Mechanisms of natural killer cell activation by Plasmodium falciparum-infected erythrocytes and influenza vaccine

Abstract

Natural Killer (NK) cells are immune effector cells capable of responding to infected cells through cytotoxic activity and production of pro-inflammatory cytokines. In recent years there has been increasing interest in studying how vaccine- or pathogen-induced antibodies promote NK cell responses to pathogens through the immunoglobulin G receptor CD16. The initial work described in this thesis uses imaging flow cytometry to examine the ability of human NK cells to interact with erythrocytes parasitised with the human malaria parasite Plasmodium falciparum (PRBCs). Although several limitations of this technology became apparent, I was able to establish that conjugates between NK cells and PRBCs form within 30 minutes of co-incubation and persist for up to 3 hours. PRBCs were observed forming conjugates with both CD56bright and CD56dimCD57+ NK cells. The role of antibody in promoting NK cell responses via CD16 was then assessed in two models. Firstly, an in vitro model using NK cells and plasma from individuals vaccinated with trivalent influenza vaccine was used to establish assay conditions and to investigate the mechanisms by which CD16 is downregulated after antibody-dependent activation.
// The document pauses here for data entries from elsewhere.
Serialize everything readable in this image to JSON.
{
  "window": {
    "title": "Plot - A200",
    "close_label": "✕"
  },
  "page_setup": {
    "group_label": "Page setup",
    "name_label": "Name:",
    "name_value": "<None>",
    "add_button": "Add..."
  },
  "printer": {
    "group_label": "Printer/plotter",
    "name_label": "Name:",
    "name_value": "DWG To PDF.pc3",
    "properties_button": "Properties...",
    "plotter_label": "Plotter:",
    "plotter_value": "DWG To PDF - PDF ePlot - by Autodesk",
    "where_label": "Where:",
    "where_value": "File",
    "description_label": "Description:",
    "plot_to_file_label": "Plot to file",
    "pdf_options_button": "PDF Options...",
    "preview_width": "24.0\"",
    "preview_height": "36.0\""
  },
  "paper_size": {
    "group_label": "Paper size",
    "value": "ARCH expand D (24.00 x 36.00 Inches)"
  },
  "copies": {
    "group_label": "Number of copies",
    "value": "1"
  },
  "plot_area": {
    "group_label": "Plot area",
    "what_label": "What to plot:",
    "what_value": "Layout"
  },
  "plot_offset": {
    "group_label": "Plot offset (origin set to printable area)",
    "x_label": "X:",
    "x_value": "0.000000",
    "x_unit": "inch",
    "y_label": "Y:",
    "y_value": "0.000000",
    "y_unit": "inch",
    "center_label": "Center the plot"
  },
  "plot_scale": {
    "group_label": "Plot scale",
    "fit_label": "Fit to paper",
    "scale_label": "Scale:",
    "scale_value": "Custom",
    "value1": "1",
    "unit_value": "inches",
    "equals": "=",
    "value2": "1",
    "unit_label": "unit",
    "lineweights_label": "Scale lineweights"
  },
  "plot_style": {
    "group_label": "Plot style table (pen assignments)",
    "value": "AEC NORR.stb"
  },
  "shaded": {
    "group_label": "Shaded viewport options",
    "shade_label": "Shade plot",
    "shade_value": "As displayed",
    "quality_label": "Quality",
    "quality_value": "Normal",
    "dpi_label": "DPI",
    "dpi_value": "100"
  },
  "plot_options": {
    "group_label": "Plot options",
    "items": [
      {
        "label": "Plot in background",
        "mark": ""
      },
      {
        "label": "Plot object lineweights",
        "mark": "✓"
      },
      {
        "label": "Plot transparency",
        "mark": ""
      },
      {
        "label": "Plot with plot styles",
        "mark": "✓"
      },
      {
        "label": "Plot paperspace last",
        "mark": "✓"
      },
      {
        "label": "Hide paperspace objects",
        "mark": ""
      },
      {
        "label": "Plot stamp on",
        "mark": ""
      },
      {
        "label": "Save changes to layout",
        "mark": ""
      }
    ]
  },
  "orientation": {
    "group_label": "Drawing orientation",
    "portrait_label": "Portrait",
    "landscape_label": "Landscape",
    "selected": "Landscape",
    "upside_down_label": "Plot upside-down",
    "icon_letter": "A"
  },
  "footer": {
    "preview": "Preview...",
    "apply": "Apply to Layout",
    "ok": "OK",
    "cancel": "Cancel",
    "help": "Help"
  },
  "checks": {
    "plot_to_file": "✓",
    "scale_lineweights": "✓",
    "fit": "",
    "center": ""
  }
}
In this model, I have shown that influenza antigen-antibody complexes are able to induce downregulation of CD16 on NK cells, resulting in degranulation. These antibody dependent functions are more potent in highly differentiated CD56dimCD57+ NK cells. Using imaging flow cytometry, I have also shown that downregulation of CD16 after ligation is due to shedding of the molecule from the surface of the NK cell, rather than through a process of internalisation. Secondly, I established an in vitro system to investigate the impact of antibody on NK cell responses to PRBCs in Gambian and UK resident individuals. This study also assessed the contributions of different NK cell differentiation subsets to these responses. I have shown that NK cells are able to mount a robust antibody-dependent response to PRBCs, involving production of IFN-γ and degranulation. I have also shown that NK cells vary in their responsiveness to antibody stimulation, with ‘adaptive’ FceRIγ- and ‘differentiated’ CD57+ NK cells demonstrating enhanced responses to anti-malarial antibodies. Finally, I have shown that the cytokines interleukin 12 and interleukin 18 contribute to the anti-malarial antibody-dependent response in certain NK cell subsets, as does ligation of CD2 on the NK cell.